Item #21172 [K. 621]. La Clemenza di Tito [Piano-vocal score]. Wolfgang Amadeus MOZART.

[K. 621]. La Clemenza di Tito [Piano-vocal score]

Opera seria ... Ernsthafte Oper in Zwey Akten ... Klavierauszug von A.E. Müller.

Leipzig: Breitkopf & Härtel [PN 3610], [1823-1824].

Oblong folio. Contemporary paper boards. 1f. (title), 88 pp. Lithographed.

With label of the late 19th century lending library of Fritz Möller of Hamburg, Germany to upper board and advertising to front pastedown.

Binding worn and rubbed; partially detached; spine chipped; joints split; endpapers lacking. Moderately foxed throughout; title browned.

Köchel 8, p. 720. Hirsch IV, 1227. RISM M5105.

La Clemenza di Tito, an opera seria in two acts to a libretto by Pietro Metastasio adapted by Caterino Mazzolà, was first performed in Prague at the National Theatre on September 6, 1791, approximately 3 months before Mozart died on December 5, 1791. He had arrived in Prague on August 28 and, despite his illness, finished work on the opera on the eve of the performance.
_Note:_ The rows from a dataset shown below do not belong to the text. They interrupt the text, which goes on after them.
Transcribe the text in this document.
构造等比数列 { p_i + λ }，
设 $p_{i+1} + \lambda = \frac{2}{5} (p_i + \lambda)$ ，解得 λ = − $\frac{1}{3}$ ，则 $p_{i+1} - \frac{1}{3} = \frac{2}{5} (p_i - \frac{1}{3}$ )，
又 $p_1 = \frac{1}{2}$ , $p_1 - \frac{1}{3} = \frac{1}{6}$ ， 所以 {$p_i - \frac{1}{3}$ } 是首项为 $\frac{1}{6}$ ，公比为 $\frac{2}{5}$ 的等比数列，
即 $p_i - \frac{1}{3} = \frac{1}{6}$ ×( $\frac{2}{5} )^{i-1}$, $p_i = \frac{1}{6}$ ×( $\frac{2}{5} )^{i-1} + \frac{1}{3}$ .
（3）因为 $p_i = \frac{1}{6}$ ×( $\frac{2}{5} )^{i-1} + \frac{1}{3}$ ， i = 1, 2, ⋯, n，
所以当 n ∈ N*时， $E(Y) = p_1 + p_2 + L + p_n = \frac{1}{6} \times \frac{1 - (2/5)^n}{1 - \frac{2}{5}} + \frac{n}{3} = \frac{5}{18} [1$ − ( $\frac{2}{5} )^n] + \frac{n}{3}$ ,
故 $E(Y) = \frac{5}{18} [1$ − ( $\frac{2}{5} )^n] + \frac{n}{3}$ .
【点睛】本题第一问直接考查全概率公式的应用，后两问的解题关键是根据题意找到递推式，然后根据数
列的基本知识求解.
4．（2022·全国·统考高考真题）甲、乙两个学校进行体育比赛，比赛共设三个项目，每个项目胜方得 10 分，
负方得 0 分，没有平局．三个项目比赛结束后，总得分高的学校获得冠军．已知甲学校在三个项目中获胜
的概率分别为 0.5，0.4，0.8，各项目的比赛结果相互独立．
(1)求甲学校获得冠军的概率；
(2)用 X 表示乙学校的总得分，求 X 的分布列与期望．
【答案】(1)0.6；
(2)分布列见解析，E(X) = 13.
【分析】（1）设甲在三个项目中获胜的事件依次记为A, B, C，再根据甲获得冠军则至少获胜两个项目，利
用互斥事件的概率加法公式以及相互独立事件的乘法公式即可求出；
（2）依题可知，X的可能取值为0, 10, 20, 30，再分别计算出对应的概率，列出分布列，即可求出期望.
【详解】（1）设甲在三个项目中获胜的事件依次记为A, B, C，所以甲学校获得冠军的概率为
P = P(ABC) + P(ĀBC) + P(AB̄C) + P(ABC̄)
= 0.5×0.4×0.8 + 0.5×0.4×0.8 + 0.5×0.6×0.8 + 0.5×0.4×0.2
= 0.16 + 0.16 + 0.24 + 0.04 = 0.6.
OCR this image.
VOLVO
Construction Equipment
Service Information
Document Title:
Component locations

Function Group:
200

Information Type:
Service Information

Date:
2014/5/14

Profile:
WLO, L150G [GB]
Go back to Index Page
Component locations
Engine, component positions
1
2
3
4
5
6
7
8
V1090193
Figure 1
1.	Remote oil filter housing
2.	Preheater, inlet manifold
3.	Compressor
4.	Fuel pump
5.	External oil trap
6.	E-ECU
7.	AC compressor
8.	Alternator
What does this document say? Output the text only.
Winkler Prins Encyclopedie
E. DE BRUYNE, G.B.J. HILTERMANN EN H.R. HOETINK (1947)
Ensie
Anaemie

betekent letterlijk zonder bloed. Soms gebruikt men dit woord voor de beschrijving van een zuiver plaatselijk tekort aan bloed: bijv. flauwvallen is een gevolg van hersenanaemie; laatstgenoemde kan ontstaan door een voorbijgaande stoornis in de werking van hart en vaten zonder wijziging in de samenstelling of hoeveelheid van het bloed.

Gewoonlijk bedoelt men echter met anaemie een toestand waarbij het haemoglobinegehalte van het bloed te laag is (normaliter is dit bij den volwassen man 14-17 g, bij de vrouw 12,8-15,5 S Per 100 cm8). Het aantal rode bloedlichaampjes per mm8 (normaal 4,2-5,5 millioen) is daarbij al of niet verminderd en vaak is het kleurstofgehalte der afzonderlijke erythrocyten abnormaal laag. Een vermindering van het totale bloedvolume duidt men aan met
"Although mostly composed after Die Zauberflöte, La clemenza di Tito was performed first... The reception was modest until a triumphant last night was reported to Mozart (who had left Prague on 15 September) on the day of the première of Die Zauberflöte (30 September)... Had he lived to prepare further performances, Mozart would surely have replaced Süssmayr’s simple recitatives (which do not always end in an appropriate key). He might have increased the orchestrated recitative to a quantity approaching that in Così and, as he had planned for Idomeneo, rearranged the vocal forces, with a tenor Sextus. Now that performances and recordings, and a general revival of 18th-century repertory, encourage reassessment of its virtues, La clemenza di Tito clearly appears a conception not fully realized, but still masterly and amply rewarding study and performance... Until about 1830 La clemenza di Tito was one of Mozart's most popular operas; it then went into eclipse. It has never fully entered the modern repertory and is often described as unworthy of Mozart, hastily assembled for a commission he could not refuse. Critical estimates have risen since World War II, and it is now seen as a positive step towards further reform of opera seria." Julian Rushton in Grove Music Online.